A canvas can just be an untitled canvas. A tune in your head can be sung again. A photograph is automatically given some sequence of identifying numbers as your digital camera tucks it away on a memory card. And an idea can be quickly scribbled on a napkin or an index card.
But when using a computer to capture a critical point in an unframed argument, a section of dialogue between two unnamed characters in a before-first-draft play, or a fragment of poetry, we are often forced into answering the question “What is this?” before we are really ready to do so.
Deciding what to name something, and consequently where to put it, can quickly become an idea-threatening distraction. While struggling to hold a still-forming thought in our heads, we are confronted with an array of questions: “Is this part of something I’m already working on? Should it be? Am I missing a connection to something else? Is it even relevant to anything I’m doing? Maybe I should just write it down? But what should I title it? What folder does it fit under? Should I create a new file for this? Maybe even a new folder? Could this become an entire project, all on its own?”
Such questions are necessary at some point, but these are questions ‘about’ the idea, and the ‘about’ part of idea work comes later, not when ideas are first poking out above the surface. You wouldn’t expect a two-day old or even a two-year old child to know what university she would like to attend, and whether she plans to major in theoretical or applied physics! Why do we expect to know the future of our still-forming ideas?
So if you are sitting at the keyboard, and you feel a new idea coming on, what do you do?
My Approach
I keep a text editor (such as TextMate or Notepad or Word) open on my computer all the time, always a click away, with a file that is already named and saved for the current month.
I call my main file “idealog” and add the year and month to the title. When brainstorming on specific topics or projects, I sometimes use separate files I call “buckets” as though I’m sorting apples or fish.
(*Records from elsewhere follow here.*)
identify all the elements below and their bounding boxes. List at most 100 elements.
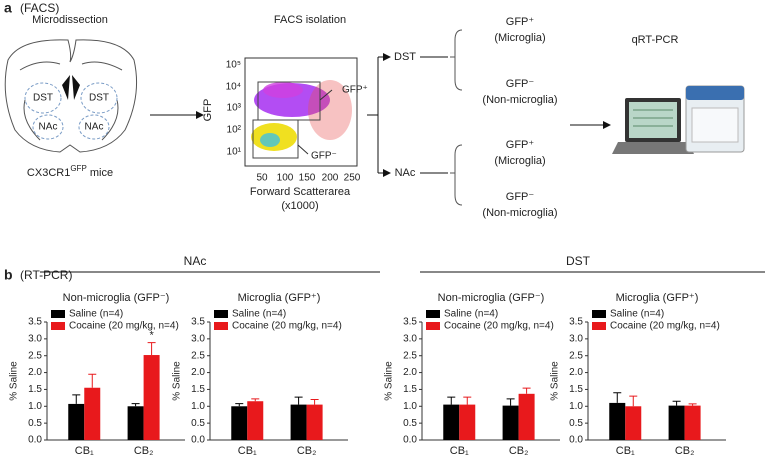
facs-xlabel: Forward Scatterarea (250, 186, 351, 198)
panel-letter: b (4, 267, 13, 283)
y-tick-label: 1.5 (569, 384, 583, 395)
legend-swatch (426, 322, 440, 330)
fraction-desc: (Microglia) (494, 155, 545, 167)
y-tick-label: 1.0 (28, 401, 42, 412)
legend-label: Cocaine (20 mg/kg, n=4) (232, 321, 342, 332)
bar (290, 404, 307, 440)
region-label: NAc (85, 122, 104, 133)
x-tick-label: CB₁ (75, 445, 94, 457)
gate-label: GFP⁻ (311, 151, 337, 162)
error-bar (522, 387, 531, 394)
error-bar (672, 400, 681, 406)
y-tick-label: 2.5 (569, 350, 583, 361)
bar (502, 405, 519, 440)
y-axis-label: % Saline (172, 361, 183, 401)
error-bar (147, 342, 156, 356)
x-tick-label: CB₂ (134, 445, 154, 457)
legend-label: Saline (n=4) (232, 309, 286, 320)
y-tick-label: 0.5 (191, 418, 205, 429)
y-tick-label: 1.0 (569, 401, 583, 412)
step-label: qRT-PCR (632, 34, 679, 46)
legend-swatch (51, 322, 65, 330)
y-tick-label: 0.0 (191, 435, 205, 446)
mouse-sup: GFP (70, 164, 86, 173)
step-label: FACS isolation (274, 14, 346, 26)
legend-swatch (592, 322, 606, 330)
facs-y-tick: 10⁵ (226, 60, 241, 71)
error-bar (310, 399, 319, 405)
error-bar (235, 403, 244, 407)
mouse-label: CX3CR1GFP mice (27, 164, 113, 179)
legend-swatch (214, 310, 228, 318)
bar (609, 402, 626, 440)
error-bar (463, 396, 472, 405)
y-axis-label: % Saline (9, 361, 20, 401)
fraction-desc: (Non-microglia) (482, 207, 557, 219)
error-bar (72, 394, 81, 404)
y-tick-label: 0.5 (403, 418, 417, 429)
y-tick-label: 0.5 (569, 418, 583, 429)
x-tick-label: CB₂ (509, 445, 529, 457)
x-tick-label: CB₁ (238, 445, 257, 457)
facs-x-tick: 50 (256, 173, 268, 184)
bar (459, 404, 476, 440)
group-label: NAc (184, 254, 207, 268)
chart-title: Microglia (GFP⁺) (616, 292, 699, 304)
bar (143, 355, 160, 440)
error-bar (613, 392, 622, 403)
y-tick-label: 1.0 (403, 401, 417, 412)
facs-y-tick: 10⁴ (226, 82, 241, 93)
facs-ylabel: GFP (202, 99, 214, 122)
error-bar (688, 403, 697, 406)
bar (684, 405, 701, 440)
facs-x-tick: 150 (299, 173, 316, 184)
error-bar (88, 373, 97, 388)
facs-x-tick: 100 (277, 173, 294, 184)
legend-label: Cocaine (20 mg/kg, n=4) (444, 321, 554, 332)
mouse-suffix: mice (87, 167, 113, 179)
facs-plot (244, 57, 358, 167)
region-label: NAc (39, 122, 58, 133)
y-tick-label: 3.5 (403, 317, 417, 328)
region-label: DST (89, 93, 109, 104)
facs-y-tick: 10¹ (227, 147, 242, 158)
y-tick-label: 0.5 (28, 418, 42, 429)
gate-label: GFP⁺ (342, 85, 368, 96)
y-tick-label: 2.0 (569, 367, 583, 378)
error-bar (294, 396, 303, 405)
y-tick-label: 2.0 (403, 367, 417, 378)
bar (306, 404, 323, 440)
y-tick-label: 0.0 (403, 435, 417, 446)
panel-letter: a (4, 0, 12, 16)
y-tick-label: 1.5 (28, 384, 42, 395)
chart-title: Non-microglia (GFP⁻) (438, 292, 545, 304)
step-label: Microdissection (32, 14, 108, 26)
y-tick-label: 2.0 (191, 367, 205, 378)
error-bar (506, 398, 515, 406)
error-bar (131, 403, 140, 407)
bar (443, 404, 460, 440)
y-tick-label: 2.5 (28, 350, 42, 361)
legend-label: Saline (n=4) (69, 309, 123, 320)
bar (231, 406, 248, 440)
y-tick-label: 3.0 (191, 333, 205, 344)
y-tick-label: 3.0 (28, 333, 42, 344)
instrument-illustration (612, 85, 745, 154)
y-axis-label: % Saline (384, 361, 395, 401)
region-label: NAc (395, 167, 416, 179)
significance-marker: * (149, 329, 154, 341)
y-tick-label: 0.0 (569, 435, 583, 446)
fraction-desc: (Microglia) (494, 32, 545, 44)
legend-label: Saline (n=4) (610, 309, 664, 320)
facs-x-tick: 200 (322, 173, 339, 184)
legend-swatch (51, 310, 65, 318)
y-tick-label: 1.5 (191, 384, 205, 395)
bar (625, 406, 642, 440)
x-tick-label: CB₂ (675, 445, 695, 457)
mouse-name: CX3CR1 (27, 167, 70, 179)
facs-y-tick: 10² (227, 125, 242, 136)
bar (84, 387, 101, 440)
error-bar (629, 395, 638, 407)
panel-subtitle: (FACS) (20, 1, 59, 15)
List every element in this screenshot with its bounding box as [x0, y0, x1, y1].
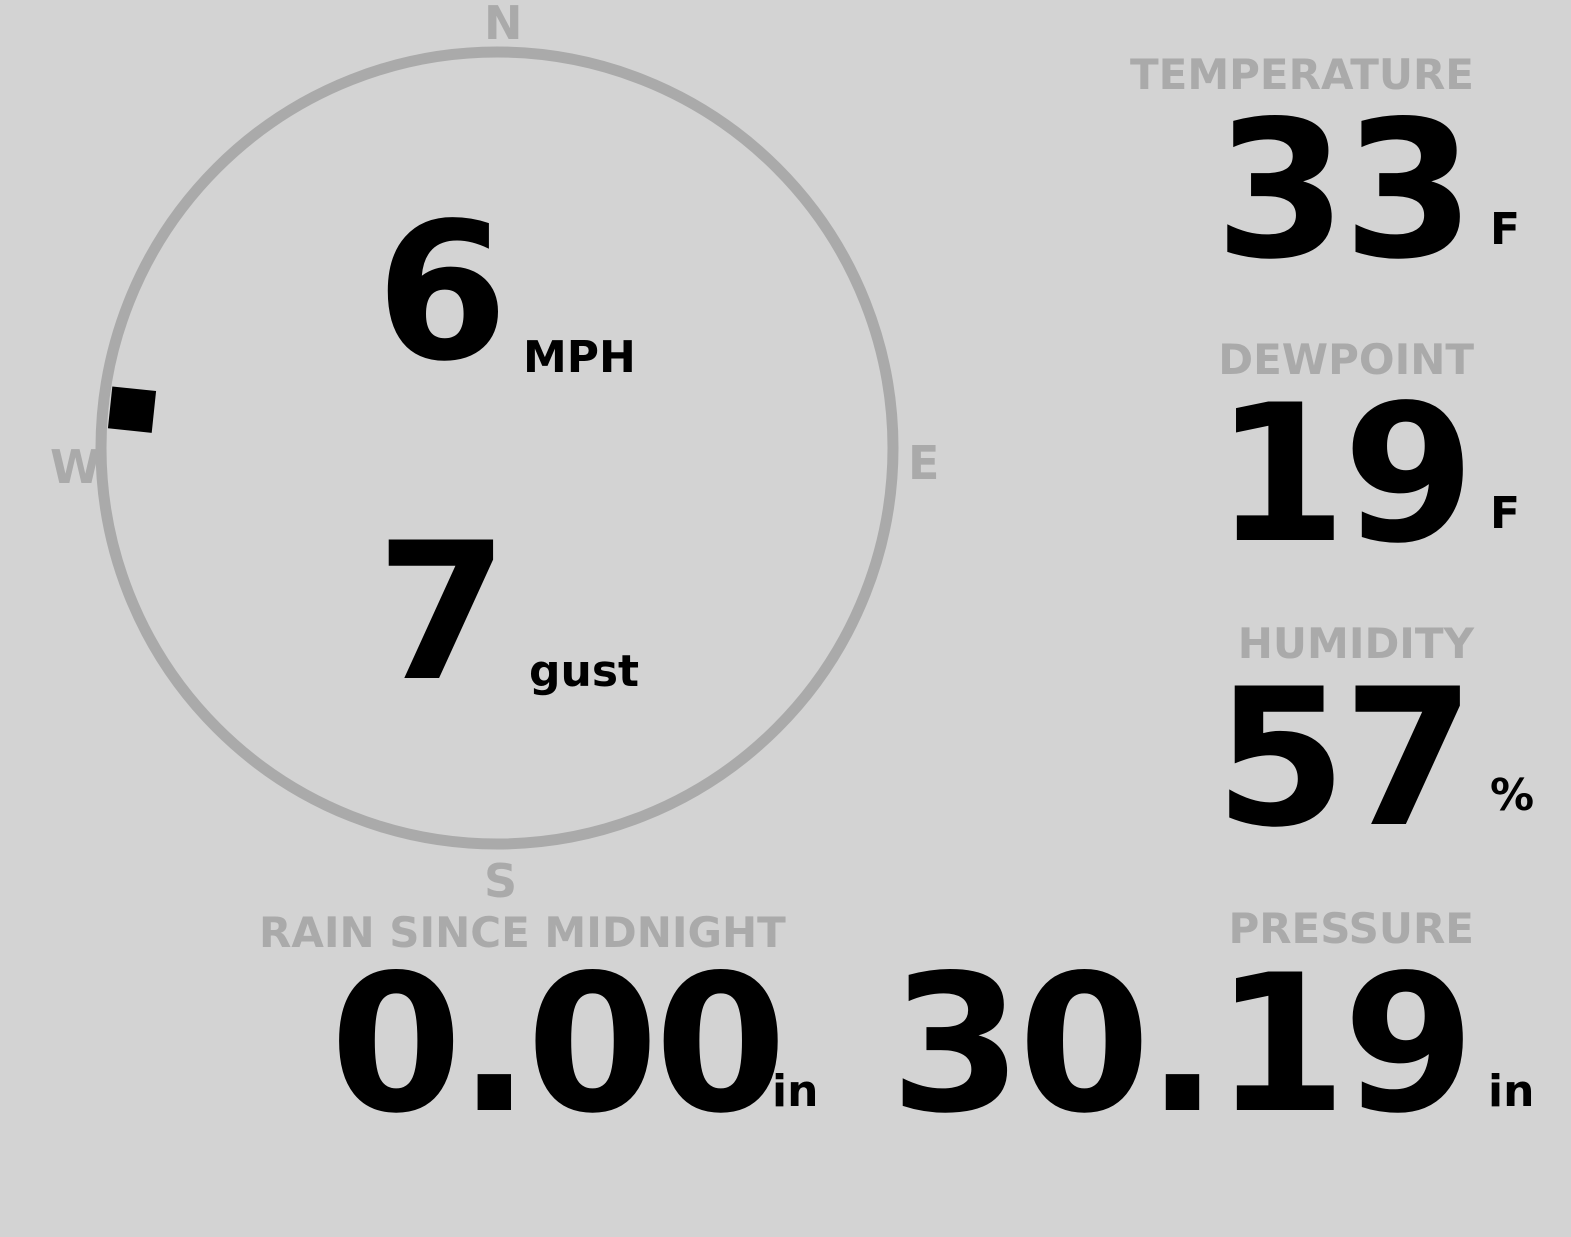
compass-ring: [95, 46, 899, 850]
pressure-label: PRESSURE: [1228, 904, 1474, 953]
humidity-value: 57: [1214, 648, 1475, 869]
dewpoint-unit: F: [1490, 488, 1521, 539]
wind-gust: 7: [376, 502, 508, 723]
wind-gust-unit: gust: [529, 646, 640, 697]
pressure-value: 30.19: [890, 934, 1475, 1155]
wind-compass: [95, 46, 899, 850]
compass-south: S: [484, 854, 518, 908]
temperature-value: 33: [1214, 80, 1475, 301]
dewpoint-label: DEWPOINT: [1218, 335, 1474, 384]
humidity-card: HUMIDITY: [1238, 619, 1474, 668]
compass-north: N: [484, 0, 523, 50]
temperature-label: TEMPERATURE: [1130, 50, 1474, 99]
wind-speed: 6: [376, 182, 508, 403]
rain-unit: in: [772, 1066, 819, 1117]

Other possible names include:
- seeds
- sprouts
- idea journal
- inbox
- nursery
Pick a word or metaphor that works for you.
When something pops into my mind, and I don’t know where to put it, I flip over to the text editor, type the new idea at the top, and save it. I usually add a date, too.
A few weeks later, when I’m in a more editorial mood, I go through this collection of nascent thoughts and decide what to do with each of them. If I’m working on a deadline, I might review these notes more frequently, but I always find that letting ideas sit for a while gives me a more nuanced perspective on how and where they fit in.
The key point is to to avoid the urge to categorize when ideas first appear in your head. Ideas need the space to become without constraints, which means they need a place to emerge, even if they don’t yet have a name.